As you (spoilers) learn in the second episode of the HBO season, The Guy works on a referral system. In order to purchase weed from him, you have to be recommended by his established clients. Because that system is in place, the seemingly disparate characters are connected in a kind of web. If you pay close attention and dig into the web series, you can kind of track who knows who and how all of these people came to know The Guy. "You either have it or you really don't," says Greta Lee, who plays Heidi, a character inspired by dating app culture.


"Connection is one of my favorite things," says Yael Stone, who plays Beth, and also stars in Orange Is The New Black — another show that deals with interconnectivity, though in a different way. "I think the way [High Maintenance] prioritizes being a human is so beautiful. The show not only normalizes pot smoking, but many other potential stigmas such as cross dressing/gender binaries, asexuality, polyamory, and many other topics that aren't often seen on screen. "It's not hard hitting current events," says Stone, "it's about small moments in big lives and how small moments can illuminate."


"We in this city are all connected," says Heléne Yorke, who plays Lainey in the HBO premiere episode. "It's like Six Degrees of the F Train." Her character is entangled in a co-dependent relationship, which twists this concept on its head in yet another way. "[Max] is shut off from society because he's so nervous to be in the world," says Max Jenkins, who plays Lainey's counterpart, "and his only outlet is this girl who he grabs onto. This episode is about how he kind of finds a window out of it... and it's ultimately a really tragic story of how he fails to get out."

Finally, for married creators Ben Sinclair and Katja Blichfeld, connection is by definition what they're all about. "Katja and I are connected by [the fact that] we write and produce the show together," says Sinclair, officially setting my #RelationshipGoals for 2017. "We do everything together. So it's all about making a connection with somebody." Blichfeld got into writing, producing (and acting) in High Maintenance from the world of casting.
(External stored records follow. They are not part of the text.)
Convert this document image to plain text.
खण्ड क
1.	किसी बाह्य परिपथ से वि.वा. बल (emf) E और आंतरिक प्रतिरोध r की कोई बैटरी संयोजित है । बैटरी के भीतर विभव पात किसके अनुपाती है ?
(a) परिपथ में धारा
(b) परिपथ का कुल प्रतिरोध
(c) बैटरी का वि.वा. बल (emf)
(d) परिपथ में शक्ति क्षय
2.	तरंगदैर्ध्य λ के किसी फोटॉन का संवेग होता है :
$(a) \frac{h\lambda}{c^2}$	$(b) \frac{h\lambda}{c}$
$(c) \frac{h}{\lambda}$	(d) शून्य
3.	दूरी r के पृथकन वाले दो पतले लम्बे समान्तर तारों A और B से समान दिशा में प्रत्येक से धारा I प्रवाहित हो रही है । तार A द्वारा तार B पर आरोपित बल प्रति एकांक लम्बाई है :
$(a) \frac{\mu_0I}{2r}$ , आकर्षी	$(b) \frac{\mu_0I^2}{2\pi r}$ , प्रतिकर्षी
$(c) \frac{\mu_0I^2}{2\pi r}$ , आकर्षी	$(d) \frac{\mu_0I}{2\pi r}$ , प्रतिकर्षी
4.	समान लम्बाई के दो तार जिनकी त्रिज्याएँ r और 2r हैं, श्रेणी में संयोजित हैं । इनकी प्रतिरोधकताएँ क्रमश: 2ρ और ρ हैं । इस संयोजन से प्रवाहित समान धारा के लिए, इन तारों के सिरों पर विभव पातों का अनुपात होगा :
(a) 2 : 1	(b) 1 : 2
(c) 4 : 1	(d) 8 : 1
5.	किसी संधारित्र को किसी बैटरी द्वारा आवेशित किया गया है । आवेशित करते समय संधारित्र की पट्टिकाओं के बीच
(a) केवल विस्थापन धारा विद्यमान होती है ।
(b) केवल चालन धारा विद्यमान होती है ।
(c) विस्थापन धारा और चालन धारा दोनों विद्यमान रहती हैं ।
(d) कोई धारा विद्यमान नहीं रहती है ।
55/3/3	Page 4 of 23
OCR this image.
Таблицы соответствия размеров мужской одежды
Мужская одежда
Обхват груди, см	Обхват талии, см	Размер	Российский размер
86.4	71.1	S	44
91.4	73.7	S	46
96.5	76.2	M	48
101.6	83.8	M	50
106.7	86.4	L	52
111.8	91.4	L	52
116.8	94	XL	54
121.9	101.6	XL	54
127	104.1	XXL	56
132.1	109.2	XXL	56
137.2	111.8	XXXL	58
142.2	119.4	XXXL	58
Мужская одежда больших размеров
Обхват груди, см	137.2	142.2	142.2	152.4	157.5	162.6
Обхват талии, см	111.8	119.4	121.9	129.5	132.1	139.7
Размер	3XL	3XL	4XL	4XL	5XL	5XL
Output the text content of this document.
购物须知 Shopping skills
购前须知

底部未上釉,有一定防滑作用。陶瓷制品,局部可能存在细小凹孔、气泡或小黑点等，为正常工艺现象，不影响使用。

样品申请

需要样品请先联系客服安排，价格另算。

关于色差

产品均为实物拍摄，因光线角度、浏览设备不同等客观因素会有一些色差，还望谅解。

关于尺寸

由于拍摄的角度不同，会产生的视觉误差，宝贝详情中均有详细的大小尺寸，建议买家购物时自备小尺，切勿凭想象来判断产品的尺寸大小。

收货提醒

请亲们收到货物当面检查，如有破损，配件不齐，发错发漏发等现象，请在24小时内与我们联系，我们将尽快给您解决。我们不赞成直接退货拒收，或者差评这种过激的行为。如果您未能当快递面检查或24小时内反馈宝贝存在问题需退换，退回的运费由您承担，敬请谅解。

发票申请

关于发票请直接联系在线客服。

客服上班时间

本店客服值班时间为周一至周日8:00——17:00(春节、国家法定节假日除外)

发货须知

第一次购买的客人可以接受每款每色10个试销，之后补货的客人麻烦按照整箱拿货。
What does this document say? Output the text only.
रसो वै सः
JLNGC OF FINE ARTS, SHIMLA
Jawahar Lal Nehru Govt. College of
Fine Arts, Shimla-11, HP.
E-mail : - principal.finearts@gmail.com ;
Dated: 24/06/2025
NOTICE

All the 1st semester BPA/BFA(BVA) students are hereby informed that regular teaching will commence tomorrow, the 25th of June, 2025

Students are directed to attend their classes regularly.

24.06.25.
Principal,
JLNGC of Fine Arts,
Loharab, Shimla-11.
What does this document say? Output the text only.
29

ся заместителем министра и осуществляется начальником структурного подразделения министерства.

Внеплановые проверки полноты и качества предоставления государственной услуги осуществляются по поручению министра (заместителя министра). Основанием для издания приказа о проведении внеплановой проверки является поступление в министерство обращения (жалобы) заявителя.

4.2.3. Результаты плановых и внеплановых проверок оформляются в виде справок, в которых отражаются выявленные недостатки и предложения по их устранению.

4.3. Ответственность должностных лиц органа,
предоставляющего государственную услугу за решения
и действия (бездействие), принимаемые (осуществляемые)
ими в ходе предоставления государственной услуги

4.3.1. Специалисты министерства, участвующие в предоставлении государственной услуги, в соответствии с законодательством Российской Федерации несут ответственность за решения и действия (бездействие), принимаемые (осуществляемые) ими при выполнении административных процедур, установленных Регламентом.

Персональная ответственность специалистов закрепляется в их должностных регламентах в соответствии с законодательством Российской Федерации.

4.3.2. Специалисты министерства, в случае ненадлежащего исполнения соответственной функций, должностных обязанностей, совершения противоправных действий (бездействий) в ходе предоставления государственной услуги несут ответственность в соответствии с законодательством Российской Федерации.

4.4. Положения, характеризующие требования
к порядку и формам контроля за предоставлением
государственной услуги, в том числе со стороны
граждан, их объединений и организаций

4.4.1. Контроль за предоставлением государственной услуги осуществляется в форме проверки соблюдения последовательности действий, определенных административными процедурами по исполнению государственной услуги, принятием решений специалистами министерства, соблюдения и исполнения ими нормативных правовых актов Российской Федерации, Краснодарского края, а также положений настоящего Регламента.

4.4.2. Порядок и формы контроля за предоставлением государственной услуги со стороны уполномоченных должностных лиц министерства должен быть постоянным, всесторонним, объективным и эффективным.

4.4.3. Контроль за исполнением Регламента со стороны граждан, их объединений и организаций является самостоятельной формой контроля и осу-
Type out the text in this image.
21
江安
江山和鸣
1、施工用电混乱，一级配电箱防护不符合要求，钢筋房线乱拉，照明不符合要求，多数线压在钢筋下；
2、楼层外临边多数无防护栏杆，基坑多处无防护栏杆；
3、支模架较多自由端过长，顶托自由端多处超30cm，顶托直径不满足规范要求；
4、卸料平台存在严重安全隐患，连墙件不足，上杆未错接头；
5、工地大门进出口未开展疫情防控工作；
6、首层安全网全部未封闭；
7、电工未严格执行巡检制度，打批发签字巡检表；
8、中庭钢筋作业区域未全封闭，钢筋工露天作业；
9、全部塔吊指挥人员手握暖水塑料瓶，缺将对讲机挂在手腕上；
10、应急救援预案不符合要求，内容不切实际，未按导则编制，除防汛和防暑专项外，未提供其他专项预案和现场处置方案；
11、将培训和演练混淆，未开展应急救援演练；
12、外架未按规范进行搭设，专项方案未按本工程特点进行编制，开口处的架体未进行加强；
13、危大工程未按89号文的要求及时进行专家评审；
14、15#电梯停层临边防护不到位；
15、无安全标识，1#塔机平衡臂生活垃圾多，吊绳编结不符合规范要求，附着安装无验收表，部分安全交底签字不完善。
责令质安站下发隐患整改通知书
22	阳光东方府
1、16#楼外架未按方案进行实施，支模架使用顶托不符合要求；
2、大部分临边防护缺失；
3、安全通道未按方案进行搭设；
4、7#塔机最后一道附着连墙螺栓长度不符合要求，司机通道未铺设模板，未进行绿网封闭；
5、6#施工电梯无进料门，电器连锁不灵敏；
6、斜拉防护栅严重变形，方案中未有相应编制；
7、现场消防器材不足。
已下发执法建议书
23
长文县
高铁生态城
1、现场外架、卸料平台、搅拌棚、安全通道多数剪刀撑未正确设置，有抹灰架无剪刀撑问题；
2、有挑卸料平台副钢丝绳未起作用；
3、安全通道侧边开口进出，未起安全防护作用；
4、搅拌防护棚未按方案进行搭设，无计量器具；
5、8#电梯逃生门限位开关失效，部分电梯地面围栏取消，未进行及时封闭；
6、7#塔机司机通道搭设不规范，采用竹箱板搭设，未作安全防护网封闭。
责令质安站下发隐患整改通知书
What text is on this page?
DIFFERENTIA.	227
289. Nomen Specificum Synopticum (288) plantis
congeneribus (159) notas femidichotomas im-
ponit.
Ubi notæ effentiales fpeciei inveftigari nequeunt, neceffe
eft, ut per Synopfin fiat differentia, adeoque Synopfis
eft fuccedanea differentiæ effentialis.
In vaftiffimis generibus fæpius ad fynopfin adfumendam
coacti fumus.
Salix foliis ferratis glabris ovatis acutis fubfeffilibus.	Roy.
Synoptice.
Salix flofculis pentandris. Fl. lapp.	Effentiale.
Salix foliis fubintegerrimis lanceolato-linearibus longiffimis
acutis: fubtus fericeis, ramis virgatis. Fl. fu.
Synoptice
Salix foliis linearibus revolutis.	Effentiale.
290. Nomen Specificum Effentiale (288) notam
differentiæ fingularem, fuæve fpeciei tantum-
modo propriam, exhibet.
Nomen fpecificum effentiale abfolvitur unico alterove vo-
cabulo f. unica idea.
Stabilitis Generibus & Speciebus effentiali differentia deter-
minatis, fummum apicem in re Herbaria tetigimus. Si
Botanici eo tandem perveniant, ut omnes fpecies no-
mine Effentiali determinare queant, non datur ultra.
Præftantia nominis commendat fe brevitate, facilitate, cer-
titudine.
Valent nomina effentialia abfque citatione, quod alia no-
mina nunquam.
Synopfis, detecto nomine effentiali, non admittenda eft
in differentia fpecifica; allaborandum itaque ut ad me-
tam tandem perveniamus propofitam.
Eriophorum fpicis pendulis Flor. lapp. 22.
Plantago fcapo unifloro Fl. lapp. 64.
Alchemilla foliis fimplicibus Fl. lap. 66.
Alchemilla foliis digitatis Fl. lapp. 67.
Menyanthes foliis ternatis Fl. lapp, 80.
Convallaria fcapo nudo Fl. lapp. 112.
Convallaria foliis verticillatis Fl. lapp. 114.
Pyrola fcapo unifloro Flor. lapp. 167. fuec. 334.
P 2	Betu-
Connecting others is part of her origin story. "I like to put the pieces together," she says. "I really like talent and making sure that the right talent gets with the right projects."


Whether we're reaching for connection, abusing our connections, or just making a chance encounter that leads to something deeper, High Maintenance has hit upon a theme that seems incredibly fitting for its many human stories. "So much difference can exist in such a small space" notes Yorke, "so many walks of so many people can exist on a tiny island." The new season on HBO takes what the original web series had and runs with it even further.